‘Vicious cycle’: Children with autism more likely to be absent from school, report finds

Cllr Sophie Conway was chairing the scrutiny committee that heard from local parents. Photograph: Hackney Labour

Children with autism are more likely to be persistently absent from school in Hackney, an independent report has found.

Hackney Independent Parent Carer Forum (HiP) surveyed people whose children are impacted by emotionally-based school avoidance (ESBA) as part of an investigation into the growing problem.

Eighty-three per cent of respondents said their child had been diagnosed with autism.

When presenting their findings to the council, HiP disclosed that more than two thirds of these children also had another diagnosis of neurodiversity and/or mental illness.

ESBA is a term used when children and young people experience challenges in attending school due to emotional factors.

It can lead to persistent absence, which is defined as missing over 10 per cent of school.

Dr Lesley French stressed to councillors at a scrutiny meeting this week that ESBA has its base in “anxiety and fear” and is not about “skiving or truancy”.

There are currently no statistics for the total number of children who are regularly absent from school due to ESBA in Hackney.

However, it is a growing phenomenon nationally, with persistent absence more than doubling since the outbreak of Covid.

According to an article published in the Guardian, 17 percent of primary school children, and almost a third of secondary school pupils, missed more than 10 per cent of school in 2022/23.

Rachel de Souza, children’s commissioner for England, calculates that of the 1.6 million children persistently absent during the autumn and spring of 2021/22, 818,000 were off for reasons other than the usual childhood illnesses.

Many of these absentees are vulnerable. Children with special educational needs or disabilities (SEND) and children on free school meals are disproportionately more likely to be persistently off.

In Hackney, 95 per cent of parents surveyed by HiP have a child with special needs and almost half said their child is in receipt of free school meals.

According to the report, most parents said their child was persistently absent from school because they are not receiving appropriate support, and two thirds reported feeling ignored by their school.

Tim Linehan, from HiP, told councillors that “at critical points, there are weaknesses”. He cited the disconnect between a parent’s and a school’s ability to identify and manage a child’s needs.

“The most common observation from school was that there were no problems, whereas only four parents said they saw their child present no symptoms of emotional distress when faced with going to school,” he explained.

HiP’s research found that even if the school attempts to make adjustments for children absent due to ESBA, they often fall short, with only 11 per cent of parents believing their child is receiving all the support they need.

The prevailing sentiment from parents was that schools do not know how to accommodate for pupils with autism.

“My son has a caring and loving teacher. However, I believe her lack of deep knowledge of autism makes the situation really hard both for my son but also herself,” one commented.

Yvonne Wade, principal education psychologist for the Town Hall, assured councillors that the Autism Education Trust offers “comprehensive and extensive training for schools to support those presenting needs as well as those with an official diagnosis”.

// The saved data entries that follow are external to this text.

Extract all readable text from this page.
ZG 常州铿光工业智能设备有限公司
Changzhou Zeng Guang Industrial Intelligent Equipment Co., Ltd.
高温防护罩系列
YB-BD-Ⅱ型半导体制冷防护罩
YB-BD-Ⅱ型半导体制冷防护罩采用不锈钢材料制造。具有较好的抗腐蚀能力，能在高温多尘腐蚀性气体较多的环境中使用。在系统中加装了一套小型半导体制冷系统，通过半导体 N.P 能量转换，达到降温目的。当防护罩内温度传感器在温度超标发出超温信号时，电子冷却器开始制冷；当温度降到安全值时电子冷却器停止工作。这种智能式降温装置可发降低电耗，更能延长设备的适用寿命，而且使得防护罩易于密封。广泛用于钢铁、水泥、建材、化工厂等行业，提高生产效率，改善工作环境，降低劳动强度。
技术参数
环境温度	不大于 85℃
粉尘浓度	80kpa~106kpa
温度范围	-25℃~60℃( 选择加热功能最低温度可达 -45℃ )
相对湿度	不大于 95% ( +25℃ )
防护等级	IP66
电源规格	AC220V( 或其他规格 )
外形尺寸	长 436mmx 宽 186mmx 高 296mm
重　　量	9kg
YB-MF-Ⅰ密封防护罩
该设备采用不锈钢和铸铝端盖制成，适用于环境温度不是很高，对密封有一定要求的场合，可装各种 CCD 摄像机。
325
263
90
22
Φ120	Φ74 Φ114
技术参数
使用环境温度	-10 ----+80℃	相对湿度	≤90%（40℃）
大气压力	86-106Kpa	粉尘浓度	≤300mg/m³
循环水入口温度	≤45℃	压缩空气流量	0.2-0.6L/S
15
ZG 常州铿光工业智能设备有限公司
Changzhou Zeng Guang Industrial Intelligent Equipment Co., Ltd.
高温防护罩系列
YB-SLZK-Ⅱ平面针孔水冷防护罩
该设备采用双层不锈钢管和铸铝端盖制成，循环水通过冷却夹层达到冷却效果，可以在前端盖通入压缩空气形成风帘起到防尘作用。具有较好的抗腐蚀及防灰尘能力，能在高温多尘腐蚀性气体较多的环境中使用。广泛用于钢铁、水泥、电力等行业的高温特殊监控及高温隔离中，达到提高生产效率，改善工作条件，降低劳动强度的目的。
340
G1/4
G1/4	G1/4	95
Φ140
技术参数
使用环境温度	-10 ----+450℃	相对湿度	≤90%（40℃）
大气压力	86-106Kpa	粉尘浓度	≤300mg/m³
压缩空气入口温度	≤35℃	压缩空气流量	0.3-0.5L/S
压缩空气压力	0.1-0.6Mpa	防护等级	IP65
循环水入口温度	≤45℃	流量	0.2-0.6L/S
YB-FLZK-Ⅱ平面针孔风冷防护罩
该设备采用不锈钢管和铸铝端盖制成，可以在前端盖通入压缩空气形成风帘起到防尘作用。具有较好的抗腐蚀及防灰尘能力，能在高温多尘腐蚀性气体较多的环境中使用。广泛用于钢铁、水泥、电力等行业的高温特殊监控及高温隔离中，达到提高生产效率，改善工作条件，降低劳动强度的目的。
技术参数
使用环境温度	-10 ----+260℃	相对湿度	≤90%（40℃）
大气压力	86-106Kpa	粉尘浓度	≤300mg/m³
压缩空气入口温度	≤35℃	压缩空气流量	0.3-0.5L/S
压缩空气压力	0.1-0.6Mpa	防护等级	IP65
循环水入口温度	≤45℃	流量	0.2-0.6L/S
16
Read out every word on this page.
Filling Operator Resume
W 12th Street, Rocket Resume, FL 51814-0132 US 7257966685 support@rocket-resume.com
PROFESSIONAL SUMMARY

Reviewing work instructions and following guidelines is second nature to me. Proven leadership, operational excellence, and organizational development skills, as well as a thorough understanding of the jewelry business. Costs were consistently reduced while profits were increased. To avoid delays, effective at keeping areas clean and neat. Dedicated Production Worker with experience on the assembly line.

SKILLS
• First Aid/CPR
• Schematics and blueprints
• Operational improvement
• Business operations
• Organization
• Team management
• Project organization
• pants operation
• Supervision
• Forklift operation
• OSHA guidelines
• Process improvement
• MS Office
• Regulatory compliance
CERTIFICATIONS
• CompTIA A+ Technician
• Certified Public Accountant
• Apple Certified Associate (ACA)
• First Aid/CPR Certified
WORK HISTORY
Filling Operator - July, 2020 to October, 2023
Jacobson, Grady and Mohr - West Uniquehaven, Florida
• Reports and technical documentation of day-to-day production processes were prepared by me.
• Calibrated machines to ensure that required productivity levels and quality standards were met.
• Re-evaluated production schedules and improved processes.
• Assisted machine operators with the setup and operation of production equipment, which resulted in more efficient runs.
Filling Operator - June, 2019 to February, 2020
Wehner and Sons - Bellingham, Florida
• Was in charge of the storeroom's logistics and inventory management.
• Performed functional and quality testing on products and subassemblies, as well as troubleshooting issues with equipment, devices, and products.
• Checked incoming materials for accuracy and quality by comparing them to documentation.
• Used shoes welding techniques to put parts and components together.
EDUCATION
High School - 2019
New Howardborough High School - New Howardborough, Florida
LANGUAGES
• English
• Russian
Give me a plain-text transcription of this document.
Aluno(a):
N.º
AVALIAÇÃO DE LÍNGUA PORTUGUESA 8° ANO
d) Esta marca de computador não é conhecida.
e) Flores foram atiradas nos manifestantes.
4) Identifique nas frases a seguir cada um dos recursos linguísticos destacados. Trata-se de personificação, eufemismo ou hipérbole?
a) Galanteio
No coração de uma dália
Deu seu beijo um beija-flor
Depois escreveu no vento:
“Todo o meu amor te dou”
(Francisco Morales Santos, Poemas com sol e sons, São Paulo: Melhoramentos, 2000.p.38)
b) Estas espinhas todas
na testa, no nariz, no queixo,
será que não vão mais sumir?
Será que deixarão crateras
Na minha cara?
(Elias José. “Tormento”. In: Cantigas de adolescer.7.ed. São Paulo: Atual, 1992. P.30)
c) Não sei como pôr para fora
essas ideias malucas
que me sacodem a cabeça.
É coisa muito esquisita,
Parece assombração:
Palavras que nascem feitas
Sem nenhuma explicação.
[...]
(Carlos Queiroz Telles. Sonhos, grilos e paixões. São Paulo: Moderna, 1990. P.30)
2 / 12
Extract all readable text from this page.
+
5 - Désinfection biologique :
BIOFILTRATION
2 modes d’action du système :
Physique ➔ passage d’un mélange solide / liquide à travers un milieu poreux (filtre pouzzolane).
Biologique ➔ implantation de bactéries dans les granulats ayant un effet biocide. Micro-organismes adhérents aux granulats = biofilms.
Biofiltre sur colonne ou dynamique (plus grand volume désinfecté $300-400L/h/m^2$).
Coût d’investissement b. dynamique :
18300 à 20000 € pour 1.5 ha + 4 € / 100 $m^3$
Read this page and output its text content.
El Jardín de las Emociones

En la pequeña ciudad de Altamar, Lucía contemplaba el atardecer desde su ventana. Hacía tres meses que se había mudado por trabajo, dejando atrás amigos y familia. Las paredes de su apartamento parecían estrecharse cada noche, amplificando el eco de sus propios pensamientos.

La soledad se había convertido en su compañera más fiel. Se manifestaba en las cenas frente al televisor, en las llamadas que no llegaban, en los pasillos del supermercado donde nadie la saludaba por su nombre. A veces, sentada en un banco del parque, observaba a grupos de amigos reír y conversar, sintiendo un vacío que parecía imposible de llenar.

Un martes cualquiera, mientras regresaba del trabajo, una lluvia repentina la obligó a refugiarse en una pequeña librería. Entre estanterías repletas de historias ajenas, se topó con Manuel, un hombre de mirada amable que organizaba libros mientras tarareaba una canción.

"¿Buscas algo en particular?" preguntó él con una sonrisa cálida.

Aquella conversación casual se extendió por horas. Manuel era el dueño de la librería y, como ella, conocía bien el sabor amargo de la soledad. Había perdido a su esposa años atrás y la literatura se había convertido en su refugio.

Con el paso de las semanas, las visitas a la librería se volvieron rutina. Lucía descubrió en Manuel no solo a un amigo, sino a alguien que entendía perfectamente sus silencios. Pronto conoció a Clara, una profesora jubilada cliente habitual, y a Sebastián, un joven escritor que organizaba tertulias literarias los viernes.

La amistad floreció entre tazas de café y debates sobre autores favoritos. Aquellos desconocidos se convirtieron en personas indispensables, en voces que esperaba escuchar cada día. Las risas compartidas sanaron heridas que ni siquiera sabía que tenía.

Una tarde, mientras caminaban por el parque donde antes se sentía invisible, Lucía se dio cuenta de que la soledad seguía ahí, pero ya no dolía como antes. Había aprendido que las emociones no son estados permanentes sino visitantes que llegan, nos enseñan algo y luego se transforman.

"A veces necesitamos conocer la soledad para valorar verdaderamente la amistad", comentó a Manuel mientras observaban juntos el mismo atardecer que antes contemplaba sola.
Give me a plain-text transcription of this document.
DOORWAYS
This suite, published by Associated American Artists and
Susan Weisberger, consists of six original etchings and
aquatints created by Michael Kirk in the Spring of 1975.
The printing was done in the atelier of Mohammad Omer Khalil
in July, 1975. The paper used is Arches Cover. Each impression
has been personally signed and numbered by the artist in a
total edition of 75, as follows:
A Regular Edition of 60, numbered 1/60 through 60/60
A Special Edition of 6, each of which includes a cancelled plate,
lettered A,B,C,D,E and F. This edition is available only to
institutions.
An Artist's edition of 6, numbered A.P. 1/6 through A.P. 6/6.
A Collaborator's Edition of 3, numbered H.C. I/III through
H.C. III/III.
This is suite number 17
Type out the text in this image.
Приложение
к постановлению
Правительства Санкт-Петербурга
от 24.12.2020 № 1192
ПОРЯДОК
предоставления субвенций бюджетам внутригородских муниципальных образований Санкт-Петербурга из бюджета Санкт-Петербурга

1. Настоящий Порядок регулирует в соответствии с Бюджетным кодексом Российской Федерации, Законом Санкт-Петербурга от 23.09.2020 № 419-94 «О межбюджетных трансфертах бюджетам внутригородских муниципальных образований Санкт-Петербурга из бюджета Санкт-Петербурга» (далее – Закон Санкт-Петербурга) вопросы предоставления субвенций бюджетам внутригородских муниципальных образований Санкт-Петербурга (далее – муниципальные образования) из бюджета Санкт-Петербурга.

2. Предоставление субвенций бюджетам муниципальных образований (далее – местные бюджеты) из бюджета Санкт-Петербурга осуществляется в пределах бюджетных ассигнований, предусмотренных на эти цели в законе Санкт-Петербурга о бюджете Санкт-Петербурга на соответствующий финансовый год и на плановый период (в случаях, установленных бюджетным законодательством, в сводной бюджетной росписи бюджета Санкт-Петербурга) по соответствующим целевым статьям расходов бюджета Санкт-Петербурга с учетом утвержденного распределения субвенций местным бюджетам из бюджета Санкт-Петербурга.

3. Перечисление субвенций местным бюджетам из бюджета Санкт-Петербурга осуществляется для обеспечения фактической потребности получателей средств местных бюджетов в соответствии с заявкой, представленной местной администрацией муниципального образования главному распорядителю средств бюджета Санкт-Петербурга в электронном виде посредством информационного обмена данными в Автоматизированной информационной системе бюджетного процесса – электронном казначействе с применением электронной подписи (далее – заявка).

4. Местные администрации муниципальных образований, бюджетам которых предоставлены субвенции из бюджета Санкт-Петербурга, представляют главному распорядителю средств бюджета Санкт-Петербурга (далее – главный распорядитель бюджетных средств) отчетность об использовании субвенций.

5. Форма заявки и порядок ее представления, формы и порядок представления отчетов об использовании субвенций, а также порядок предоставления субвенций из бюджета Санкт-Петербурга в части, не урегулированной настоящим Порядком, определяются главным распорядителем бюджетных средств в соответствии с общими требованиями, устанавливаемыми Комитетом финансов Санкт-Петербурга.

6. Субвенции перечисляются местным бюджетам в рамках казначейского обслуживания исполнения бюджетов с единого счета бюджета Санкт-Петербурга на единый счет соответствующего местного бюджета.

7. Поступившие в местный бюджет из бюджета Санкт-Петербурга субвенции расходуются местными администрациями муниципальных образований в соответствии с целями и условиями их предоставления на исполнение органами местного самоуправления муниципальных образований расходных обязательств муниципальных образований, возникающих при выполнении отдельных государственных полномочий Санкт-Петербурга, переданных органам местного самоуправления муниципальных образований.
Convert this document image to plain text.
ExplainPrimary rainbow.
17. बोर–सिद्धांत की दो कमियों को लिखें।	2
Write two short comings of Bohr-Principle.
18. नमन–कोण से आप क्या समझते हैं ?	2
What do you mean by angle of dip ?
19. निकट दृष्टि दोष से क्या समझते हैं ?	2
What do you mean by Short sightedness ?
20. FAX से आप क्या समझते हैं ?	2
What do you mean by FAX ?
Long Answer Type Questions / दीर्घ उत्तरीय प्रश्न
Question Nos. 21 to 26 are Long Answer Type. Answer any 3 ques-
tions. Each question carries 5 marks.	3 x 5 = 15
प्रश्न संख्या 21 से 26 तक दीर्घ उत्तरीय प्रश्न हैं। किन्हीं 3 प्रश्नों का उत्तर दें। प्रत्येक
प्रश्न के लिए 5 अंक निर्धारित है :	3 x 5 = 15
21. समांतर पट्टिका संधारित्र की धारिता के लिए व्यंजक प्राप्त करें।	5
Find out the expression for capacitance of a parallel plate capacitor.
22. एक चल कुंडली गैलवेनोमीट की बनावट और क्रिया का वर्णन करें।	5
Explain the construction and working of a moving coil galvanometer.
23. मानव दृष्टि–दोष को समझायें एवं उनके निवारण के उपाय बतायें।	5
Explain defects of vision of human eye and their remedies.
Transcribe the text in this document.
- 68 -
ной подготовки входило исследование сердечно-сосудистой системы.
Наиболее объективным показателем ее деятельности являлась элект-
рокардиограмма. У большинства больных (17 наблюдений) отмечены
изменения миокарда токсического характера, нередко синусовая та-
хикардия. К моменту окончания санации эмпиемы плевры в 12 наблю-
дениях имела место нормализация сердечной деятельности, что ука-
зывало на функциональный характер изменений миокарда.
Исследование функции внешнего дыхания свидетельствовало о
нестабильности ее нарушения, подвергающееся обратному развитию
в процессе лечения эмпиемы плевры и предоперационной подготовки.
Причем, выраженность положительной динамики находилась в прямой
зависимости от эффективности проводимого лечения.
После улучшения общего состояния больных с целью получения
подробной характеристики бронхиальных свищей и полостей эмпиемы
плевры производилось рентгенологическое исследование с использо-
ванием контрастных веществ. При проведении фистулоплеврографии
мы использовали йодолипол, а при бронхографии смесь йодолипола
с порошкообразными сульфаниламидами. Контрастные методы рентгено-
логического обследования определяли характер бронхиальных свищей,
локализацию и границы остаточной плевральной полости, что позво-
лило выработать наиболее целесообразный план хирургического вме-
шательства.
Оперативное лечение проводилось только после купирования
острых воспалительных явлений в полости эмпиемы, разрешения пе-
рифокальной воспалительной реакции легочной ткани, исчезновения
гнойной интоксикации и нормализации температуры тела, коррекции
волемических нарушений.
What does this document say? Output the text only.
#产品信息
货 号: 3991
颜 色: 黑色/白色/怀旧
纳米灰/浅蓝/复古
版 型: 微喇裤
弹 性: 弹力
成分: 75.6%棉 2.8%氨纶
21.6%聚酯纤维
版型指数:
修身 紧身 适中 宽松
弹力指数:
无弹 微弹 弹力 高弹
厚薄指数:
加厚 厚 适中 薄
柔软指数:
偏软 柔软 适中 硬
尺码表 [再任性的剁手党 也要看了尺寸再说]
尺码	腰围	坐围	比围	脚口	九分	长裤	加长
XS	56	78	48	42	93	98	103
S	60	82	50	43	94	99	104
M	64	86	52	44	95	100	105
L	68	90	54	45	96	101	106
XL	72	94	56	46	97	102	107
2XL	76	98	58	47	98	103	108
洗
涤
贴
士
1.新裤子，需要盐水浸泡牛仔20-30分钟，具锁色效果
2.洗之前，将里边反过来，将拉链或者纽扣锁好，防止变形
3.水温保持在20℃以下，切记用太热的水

Theoretically, the training means the “majority of autistic children can have their needs met with the right environment in mainstream schools”.

However, HiP found that persistently absent children, especially those without or yet to receive a diagnosis for a neurodiverse condition or mental illness, are often punished by schools for behavioural issues rather than being given appropriate support.

Over half of parents surveyed said that their school had used a behavioural management method to discipline their child. Half said their child had been given a detention; 38 per cent said their child had been excluded; 30 per cent said they had been given behaviour points; 27 per cent said schools suggested or organised a managed move; and 23 per cent said that the schools had used isolation rooms.

In Hackney, there is a backlog of 500 children waiting to be diagnosed with autism, with a current wait time of up to a year and a half.

The report shows it is often these children without a diagnosis who are punished for their behaviour, which only exacerbates a child’s EBSA.

“Whenever I managed to get [my son] in, they punished him for truancy, underachieving and defiance, which in turn makes him not want to go in. It was a vicious cycle,” said one parent.

Meeting chair Cllr Sophie Conway expressed concern over the treatment of children with autism who are impacted by ESBA, saying: “We’re only as good as the worst-performing child in Hackney.”

Cllr Conway challenged Wade over the effectiveness of the Autism Education Trust’s training.

“It’s a work in progress. It’s early days,” Wade replied.

“Adjustments are difficult for schools,” she continued, explaining that they are “balancing meeting and delivering the needs for every child with pressures from national government to perform academically and climb league tables” with a lack of sufficient funding.

Hackney Education is working to improve support pathways for children off school due to ESBA, but there is no specific project tailored towards combatting ESBA among children with autism.